Rumours are at the same time challenging and contentious. Archival material in historical research is often laced with gossip, sanitised and raw, lingering and vague, unreliable and obscure ... shadowy.
By nature this stuff is far from the reliable source material required for the writing of, or the 'righting' of, histories as they happened.
However, the uncertainty that is characteristic for rumours opens up a chance to understand knowledge that is in the making. Say, by looking at reports of rape and pillage there is much to trust or distrust. People grapple with contradictory information and try to evaluate its credibility and its sources.
In moments of crisis, rumour mongering functions as a kind of narrative that offers a way to come to terms with a collection of fears and to kind of establish some kind of order.
In the end, rumours become a collective stories that help historians, commentators, et al understand the ambiguousness and the uncertainty that can challenge and destabilize power structures.
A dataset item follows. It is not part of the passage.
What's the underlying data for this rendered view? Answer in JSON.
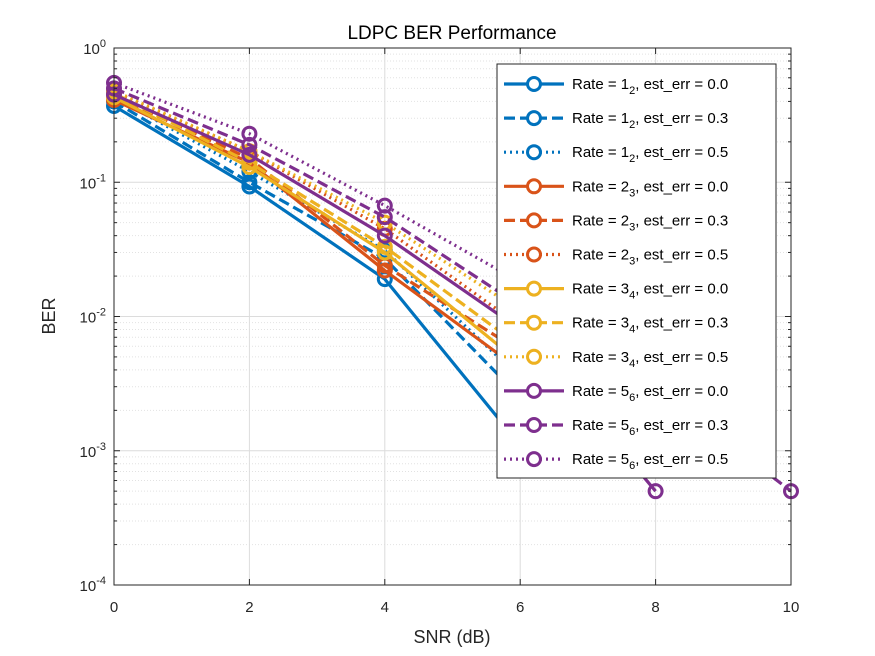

A focus on rumours allows us to embrace uncertainty, fuzziness and speechlessness in divining reliableness and unreliableness. Local politics is full to the brim with 'this stuff' and come what may at election time those looking for it will surely find some.
To be straight up, gossip, is a form of retaliation. If one is trying to get back at a person who has offended them, talking about them behind their back happens, and the fear of it tends to 'govern' opinion and more still.
It has ever been thus, it will ever be so and let us not forget!